Looking at logfile #4 it seems that the container updater was running at the same time, and once it finished the storage servers (account, container, object) successfully finished storing the object: http:// logs.openstack. org/24/ 608324/ 1/gate/ tripleo- ci-centos- 7-undercloud- oooq/0843431/ logs/undercloud /var/log/ swift/swift. log.txt. gz#_Oct_ 10_08_04_ 10
However, the proxy hit the timeout value earlier, so the upload failed from a user perspective.
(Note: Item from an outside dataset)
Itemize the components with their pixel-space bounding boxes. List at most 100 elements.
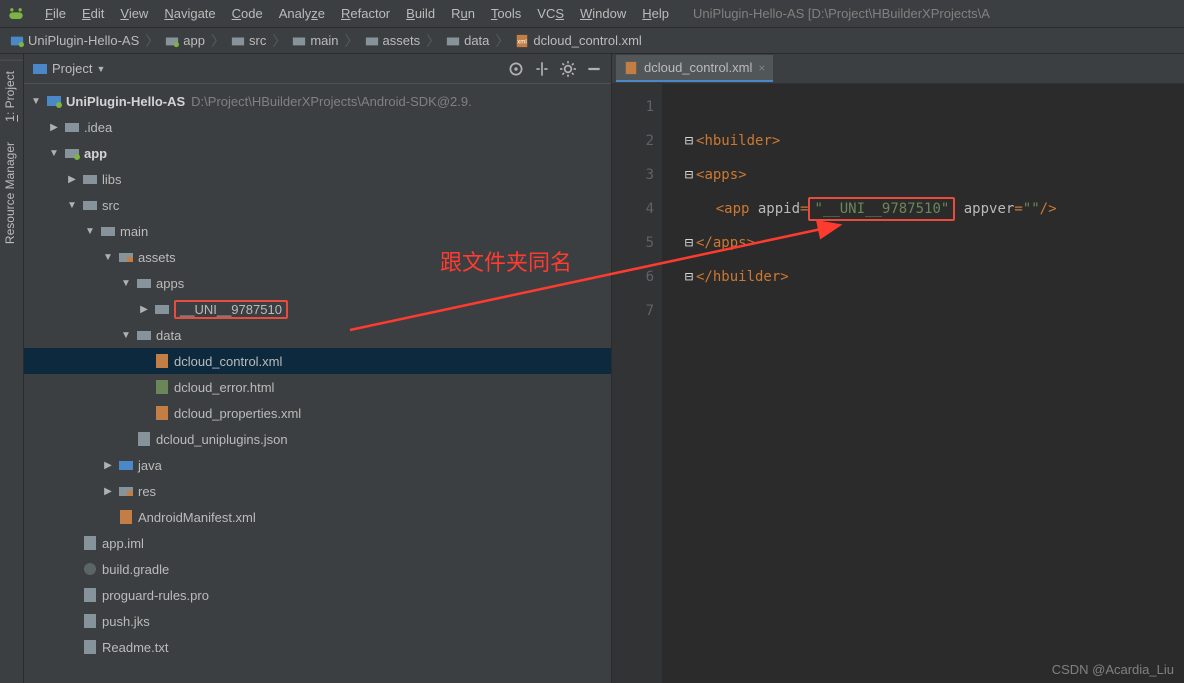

So my initial guess is that this is a load issue, and because the undercloud runs with a single replica there is no fallback option. Right now I'm just wondering if we need to run the container-updater with a single replica on the undercloud at all - there is likely no benefit, but I need to confirm this.